Man. No offense but your brain is wired totally different than most others.
How many are those "others". You mean the ones who say that things are what they say, no matter what.
What he's saying and what you're hearing are totally different that what others are hearing him say. Clearly, in the next video, you can hear the owner of the building say that a decision was made to "pull it", meaning to take it down, not evacuate it. Can you not hear that?
You mother language is English, right? It may then be easier for you to hear and understand what he is saying there: "Then I remember they gave me a call from the fire department commander, telling me that they were not sure they'd gonna be able to contain the fire, then he said 'you know, we face such terrible loss of life', 'the smartest decision to do is pull it', and they made that decision, to pull, and then we watched the building collapse."
Now, as the native English speaker that you are (you are a native speaker, right?) you know the meaning of "
pull" and what it means "to pull it": to abandon. As a native English speaker (because you are so, right?), you now that in a turn of phrase with a simple verb plus the "it", the "it" merely refers to the situation, not an object.
Because the building is in your own mind all the time, whatever Mr. Silverstein is saying you take as referring to the building and, logically, you "pull" your own sense of what he is actually saying.
He is referring to "the firemen in the building on fire". He quotes the commander talking about the danger continuing there represented for the men working inside, then he speaks about the final decision to "pull it". But that, for you, means "pull it down". Because they had been working to extinguish a fire for hours, then decide to spend a few minutes to pull it down.

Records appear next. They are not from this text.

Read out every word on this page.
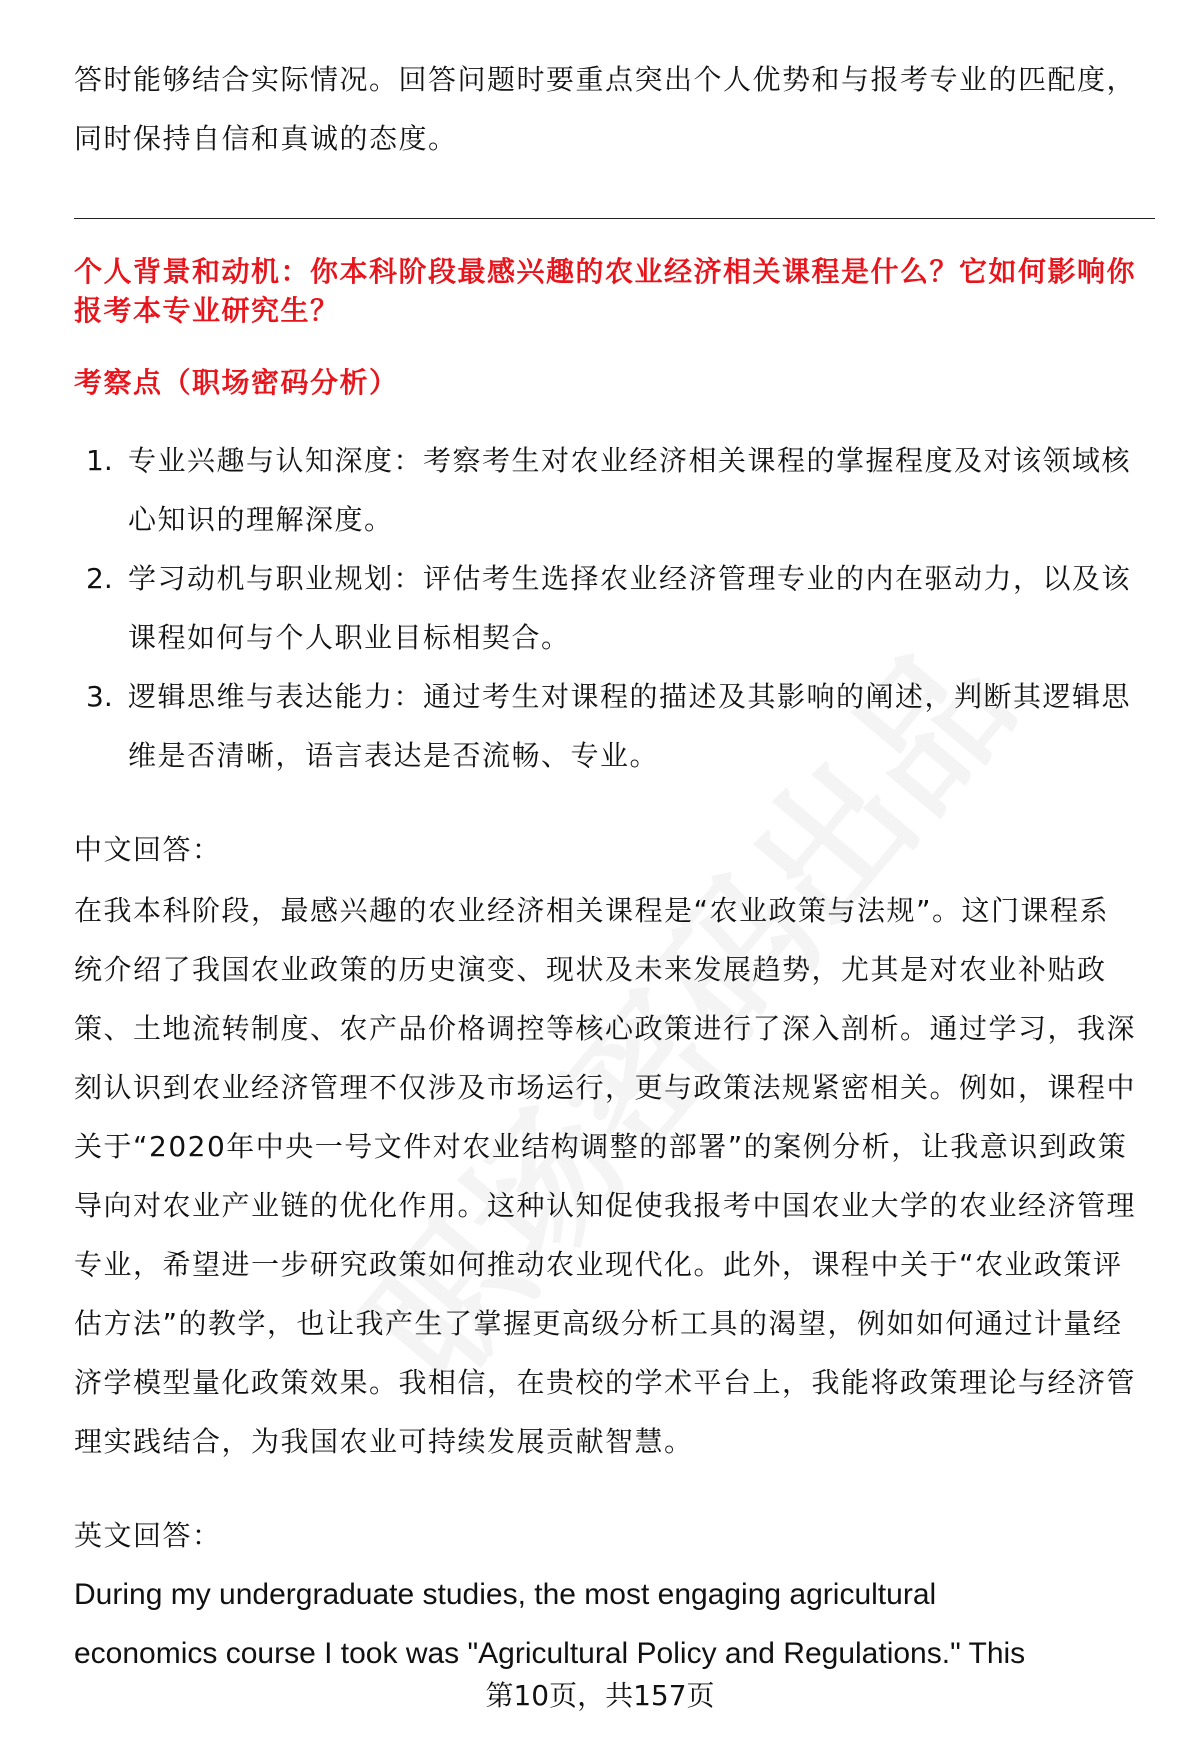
答时能够结合实际情况。回答问题时要重点突出个人优势和与报考专业的匹配度，
同时保持自信和真诚的态度。
个人背景和动机：你本科阶段最感兴趣的农业经济相关课程是什么？它如何影响你
报考本专业研究生？
考察点（职场密码分析）
1. 专业兴趣与认知深度：考察考生对农业经济相关课程的掌握程度及对该领域核
心知识的理解深度。
2. 学习动机与职业规划：评估考生选择农业经济管理专业的内在驱动力，以及该
课程如何与个人职业目标相契合。
3. 逻辑思维与表达能力：通过考生对课程的描述及其影响的阐述，判断其逻辑思
维是否清晰，语言表达是否流畅、专业。
中文回答：
在我本科阶段，最感兴趣的农业经济相关课程是“农业政策与法规”。这门课程系
统介绍了我国农业政策的历史演变、现状及未来发展趋势，尤其是对农业补贴政
策、土地流转制度、农产品价格调控等核心政策进行了深入剖析。通过学习，我深
刻认识到农业经济管理不仅涉及市场运行，更与政策法规紧密相关。例如，课程中
关于“2020年中央一号文件对农业结构调整的部署”的案例分析，让我意识到政策
导向对农业产业链的优化作用。这种认知促使我报考中国农业大学的农业经济管理
专业，希望进一步研究政策如何推动农业现代化。此外，课程中关于“农业政策评
估方法”的教学，也让我产生了掌握更高级分析工具的渴望，例如如何通过计量经
济学模型量化政策效果。我相信，在贵校的学术平台上，我能将政策理论与经济管
理实践结合，为我国农业可持续发展贡献智慧。
英文回答：
During my undergraduate studies, the most engaging agricultural
economics course I took was "Agricultural Policy and Regulations." This
第10页，共157页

Unless you decide that WTC7 too had built-in explosives in its structure, and they only had to "trigger it".
"Pull", "pull it", "pull it down". When you are obsessed with a result, everything makes sense with the result you want to obtain, and you keep feeding that belief, forgetting what you have missed, and what you have blundered in your "demonstration".
But, hey, I am not opposing to your own beliefs and your own sense of right: nobody who merely discusses and reasons facts can oppose people who believe they are right, in whatever way they please to turn their facts to continue to appear that they are right.